Unfortunately, the US Federal Reserve is tightening and at the same time we are only too aware just how parsimonious US banks have become in recent weeks when it comes to providing dollars to foreigners. Indeed, it seems to us that we will shortly enter a “dollar shortage” in global finance and we wonder if Australia’s banks may already be running into difficulties sourcing dollars in the US.

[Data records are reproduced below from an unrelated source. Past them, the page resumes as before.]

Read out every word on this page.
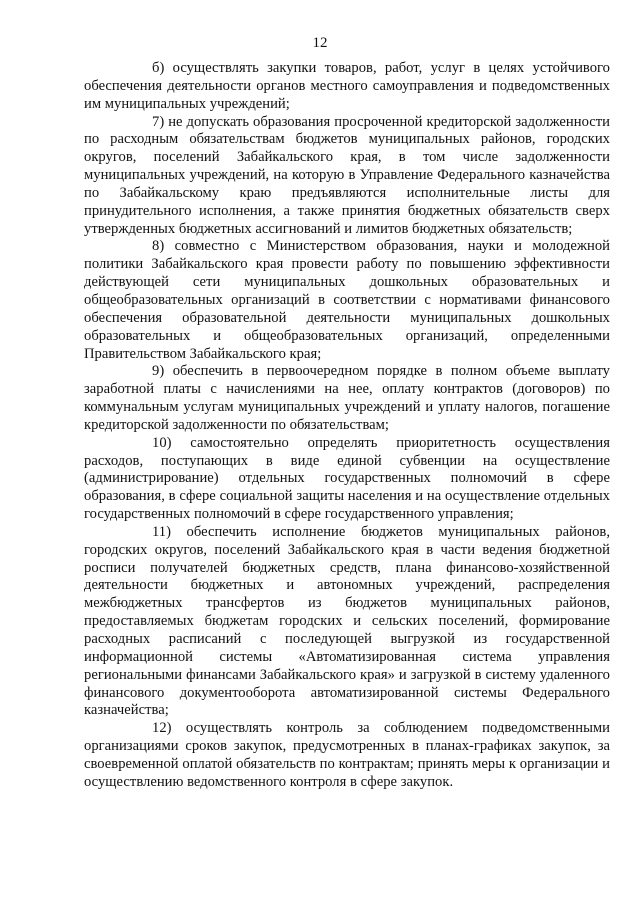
12

б) осуществлять закупки товаров, работ, услуг в целях устойчивого обеспечения деятельности органов местного самоуправления и подведомственных им муниципальных учреждений;

7) не допускать образования просроченной кредиторской задолженности по расходным обязательствам бюджетов муниципальных районов, городских округов, поселений Забайкальского края, в том числе задолженности муниципальных учреждений, на которую в Управление Федерального казначейства по Забайкальскому краю предъявляются исполнительные листы для принудительного исполнения, а также принятия бюджетных обязательств сверх утвержденных бюджетных ассигнований и лимитов бюджетных обязательств;

8) совместно с Министерством образования, науки и молодежной политики Забайкальского края провести работу по повышению эффективности действующей сети муниципальных дошкольных образовательных и общеобразовательных организаций в соответствии с нормативами финансового обеспечения образовательной деятельности муниципальных дошкольных образовательных и общеобразовательных организаций, определенными Правительством Забайкальского края;

9) обеспечить в первоочередном порядке в полном объеме выплату заработной платы с начислениями на нее, оплату контрактов (договоров) по коммунальным услугам муниципальных учреждений и уплату налогов, погашение кредиторской задолженности по обязательствам;

10) самостоятельно определять приоритетность осуществления расходов, поступающих в виде единой субвенции на осуществление (администрирование) отдельных государственных полномочий в сфере образования, в сфере социальной защиты населения и на осуществление отдельных государственных полномочий в сфере государственного управления;

11) обеспечить исполнение бюджетов муниципальных районов, городских округов, поселений Забайкальского края в части ведения бюджетной росписи получателей бюджетных средств, плана финансово-хозяйственной деятельности бюджетных и автономных учреждений, распределения межбюджетных трансфертов из бюджетов муниципальных районов, предоставляемых бюджетам городских и сельских поселений, формирование расходных расписаний с последующей выгрузкой из государственной информационной системы «Автоматизированная система управления региональными финансами Забайкальского края» и загрузкой в систему удаленного финансового документооборота автоматизированной системы Федерального казначейства;

12) осуществлять контроль за соблюдением подведомственными организациями сроков закупок, предусмотренных в планах-графиках закупок, за своевременной оплатой обязательств по контрактам; принять меры к организации и осуществлению ведомственного контроля в сфере закупок.
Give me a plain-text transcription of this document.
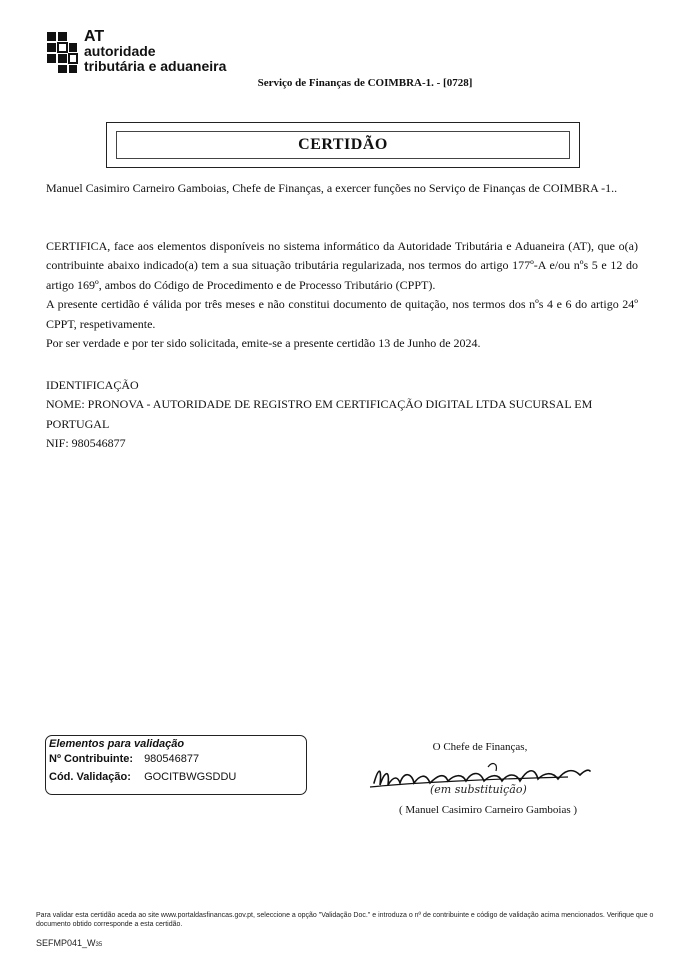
AT
autoridade
tributária e aduaneira
Serviço de Finanças de COIMBRA-1. - [0728]
CERTIDÃO

Manuel Casimiro Carneiro Gamboias, Chefe de Finanças, a exercer funções no Serviço de Finanças de COIMBRA -1..

CERTIFICA, face aos elementos disponíveis no sistema informático da Autoridade Tributária e Aduaneira (AT), que o(a) contribuinte abaixo indicado(a) tem a sua situação tributária regularizada, nos termos do artigo 177º-A e/ou nºs 5 e 12 do artigo 169º, ambos do Código de Procedimento e de Processo Tributário (CPPT).

A presente certidão é válida por três meses e não constitui documento de quitação, nos termos dos nºs 4 e 6 do artigo 24º CPPT, respetivamente.

Por ser verdade e por ter sido solicitada, emite-se a presente certidão 13 de Junho de 2024.

IDENTIFICAÇÃO

NOME: PRONOVA - AUTORIDADE DE REGISTRO EM CERTIFICAÇÃO DIGITAL LTDA SUCURSAL EM PORTUGAL

NIF: 980546877

Elementos para validação
Nº Contribuinte: 980546877
Cód. Validação: GOCITBWGSDDU
O Chefe de Finanças,
(em substituição)
( Manuel Casimiro Carneiro Gamboias )
Para validar esta certidão aceda ao site www.portaldasfinancas.gov.pt, seleccione a opção "Validação Doc." e introduza o nº de contribuinte e código de validação acima mencionados. Verifique que o documento obtido corresponde a esta certidão.
SEFMP041_W35
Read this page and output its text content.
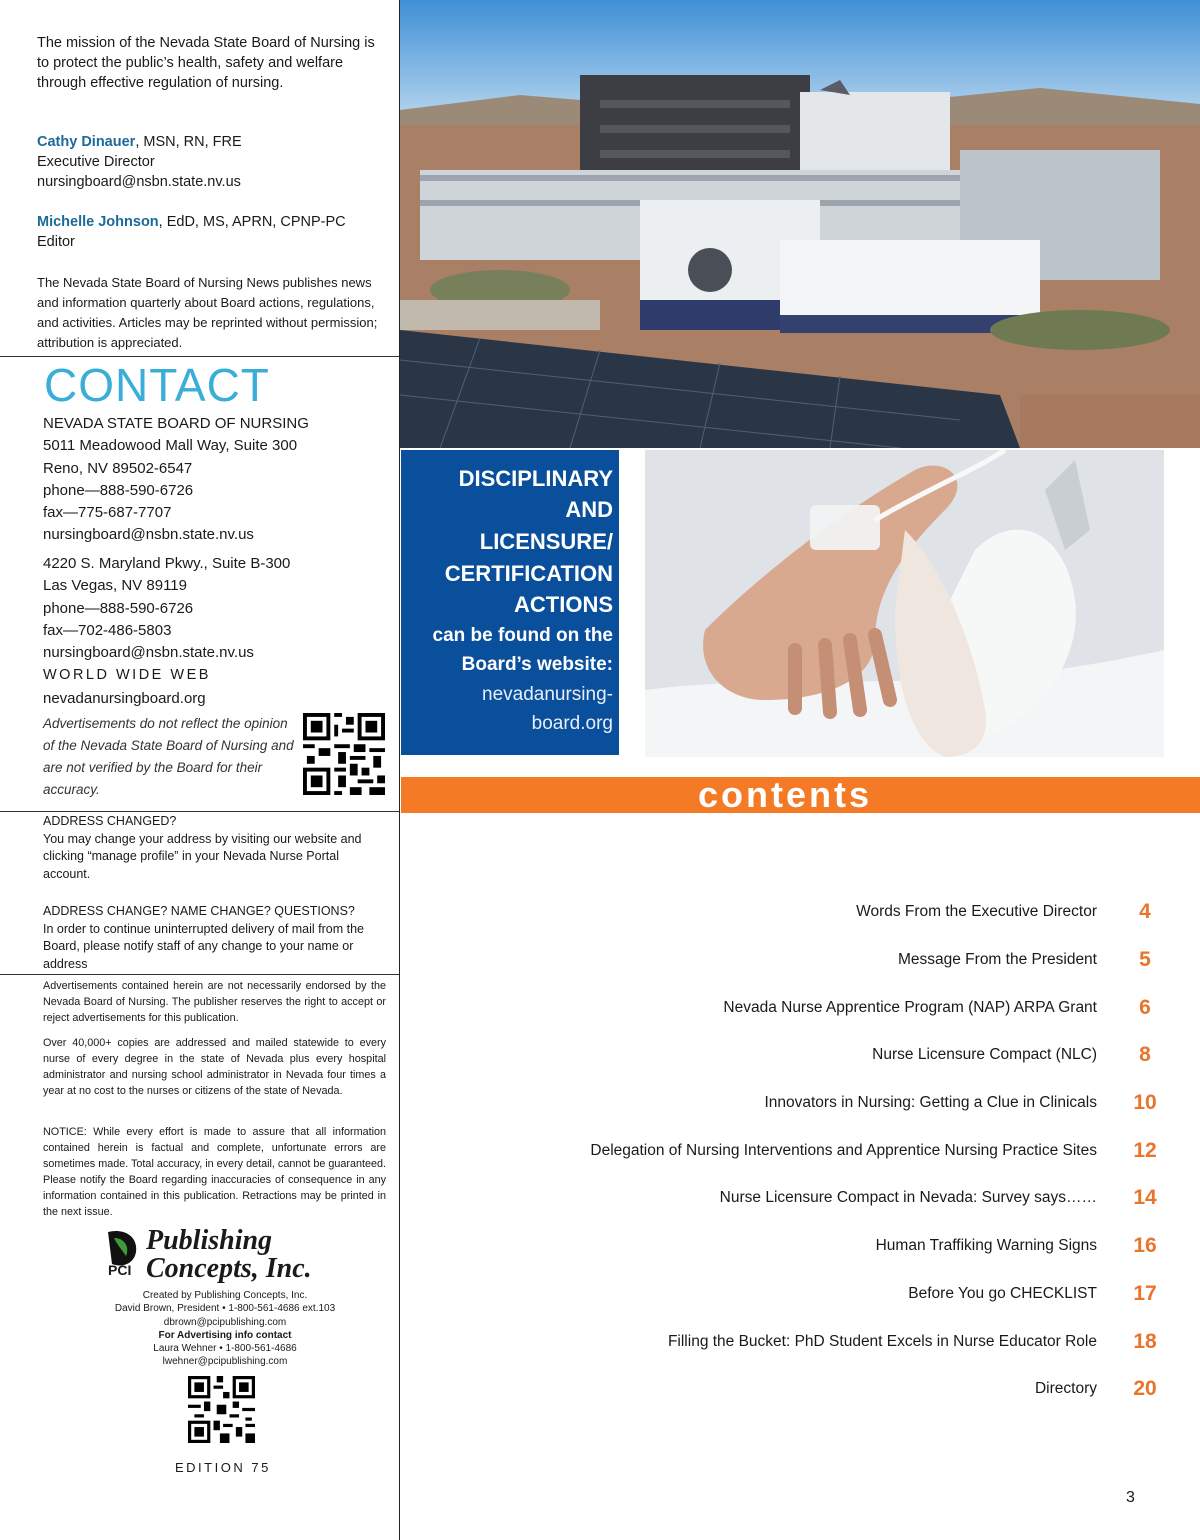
The mission of the Nevada State Board of Nursing is to protect the public’s health, safety and welfare through effective regulation of nursing.
Cathy Dinauer, MSN, RN, FRE
Executive Director
nursingboard@nsbn.state.nv.us
Michelle Johnson, EdD, MS, APRN, CPNP-PC
Editor
The Nevada State Board of Nursing News publishes news and information quarterly about Board actions, regulations, and activities. Articles may be reprinted without permission; attribution is appreciated.
CONTACT
NEVADA STATE BOARD OF NURSING
5011 Meadowood Mall Way, Suite 300
Reno, NV 89502-6547
phone—888-590-6726
fax—775-687-7707
nursingboard@nsbn.state.nv.us
4220 S. Maryland Pkwy., Suite B-300
Las Vegas, NV 89119
phone—888-590-6726
fax—702-486-5803
nursingboard@nsbn.state.nv.us
WORLD WIDE WEB
nevadanursingboard.org
Advertisements do not reflect the opinion of the Nevada State Board of Nursing and are not verified by the Board for their accuracy.
ADDRESS CHANGED?
You may change your address by visiting our website and clicking “manage profile” in your Nevada Nurse Portal account.
ADDRESS CHANGE? NAME CHANGE? QUESTIONS?
In order to continue uninterrupted delivery of mail from the Board, please notify staff of any change to your name or address
Advertisements contained herein are not necessarily endorsed by the Nevada Board of Nursing. The publisher reserves the right to accept or reject advertisements for this publication.
Over 40,000+ copies are addressed and mailed statewide to every nurse of every degree in the state of Nevada plus every hospital administrator and nursing school administrator in Nevada four times a year at no cost to the nurses or citizens of the state of Nevada.
NOTICE: While every effort is made to assure that all information contained herein is factual and complete, unfortunate errors are sometimes made. Total accuracy, in every detail, cannot be guaranteed. Please notify the Board regarding inaccuracies of consequence in any information contained in this publication. Retractions may be printed in the next issue.
PCI
Publishing
Concepts, Inc.
Created by Publishing Concepts, Inc.
David Brown, President • 1-800-561-4686 ext.103
dbrown@pcipublishing.com
For Advertising info contact
Laura Wehner • 1-800-561-4686
lwehner@pcipublishing.com
EDITION 75
DISCIPLINARY
AND
LICENSURE/
CERTIFICATION
ACTIONS
can be found on the
Board’s website:
nevadanursing-
board.org
contents
Words From the Executive Director	4
Message From the President	5
Nevada Nurse Apprentice Program (NAP) ARPA Grant	6
Nurse Licensure Compact (NLC)	8
Innovators in Nursing: Getting a Clue in Clinicals	10
Delegation of Nursing Interventions and Apprentice Nursing Practice Sites	12
Nurse Licensure Compact in Nevada: Survey says……	14
Human Traffiking Warning Signs	16
Before You go CHECKLIST	17
Filling the Bucket: PhD Student Excels in Nurse Educator Role	18
Directory	20
3
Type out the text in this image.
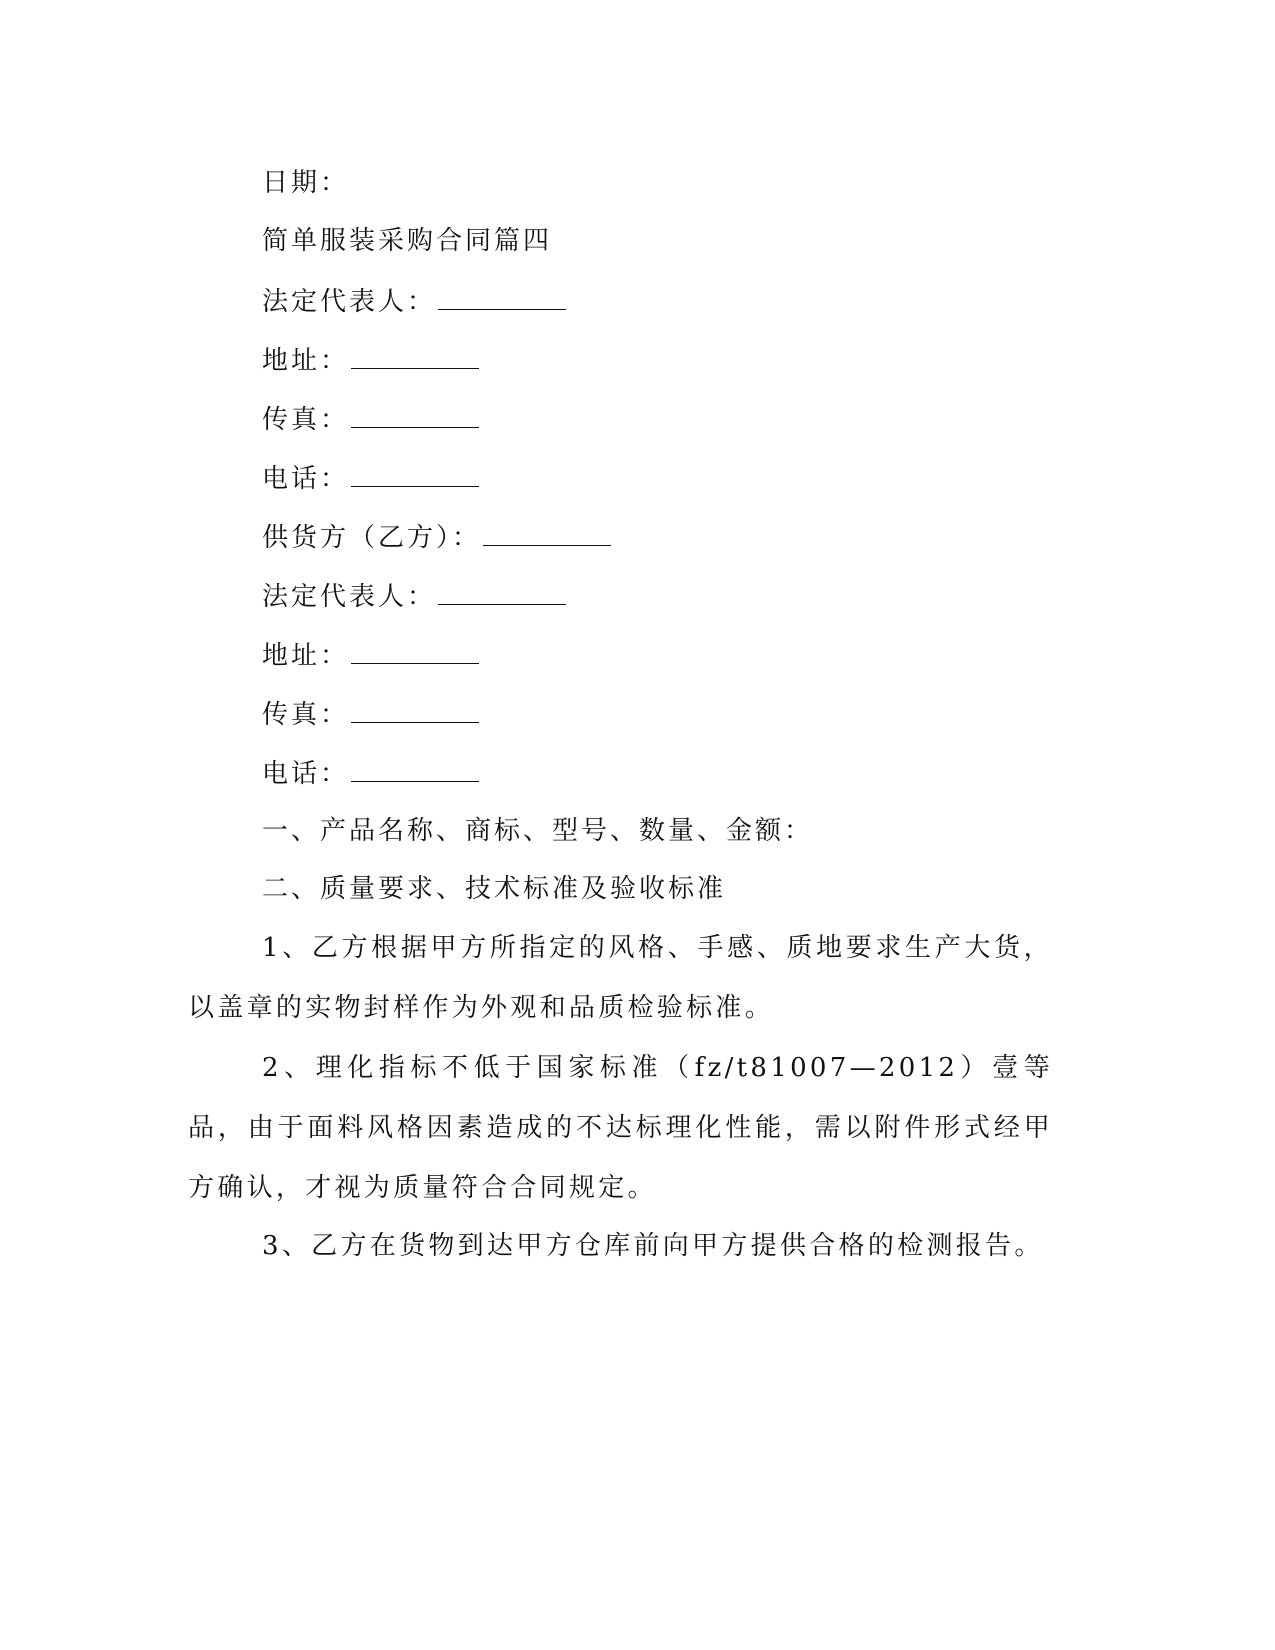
日期：
简单服装采购合同篇四
法定代表人：
地址：
传真：
电话：
供货方（乙方）：
法定代表人：
地址：
传真：
电话：
一、产品名称、商标、型号、数量、金额：
二、质量要求、技术标准及验收标准
1、乙方根据甲方所指定的风格、手感、质地要求生产大货，以盖章的实物封样作为外观和品质检验标准。
2、理化指标不低于国家标准（fz/t81007—2012）壹等品，由于面料风格因素造成的不达标理化性能，需以附件形式经甲方确认，才视为质量符合合同规定。
3、乙方在货物到达甲方仓库前向甲方提供合格的检测报告。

USA: Foreign-Owned Bank Lending to Non Residents
USD billion over 5 weeks
If Australia’s banks cannot attract enough funding for themselves, then it is highly unlikely that they will continue to route dollars to their NZ subsidiaries, thereby removing one of the primary mechanisms by which New Zealand might fund a current account deficit. Moreover, with foreign buyers excluded from the property market (and probably now net sellers following the border closures), there is now a very high probability that NZ could face very real problems in funding its current account deficit.
Traditionally, these types of problems are reflected in a (very) weak currency, upward pressure on yields and ultimately a domestic recession that could become quite long term as people do begin to adjust their long-term wealth expectations. These problems are by no means unique to NZ – Australia faces the same issues and the UK faces similar if not quite identical pressures; the strong USD will likely inflict real economic pain on these property market reliant economies. On a relative currency adjusted basis, it may be time for NZ’s savers to look away from domestic property and more towards offshore investments.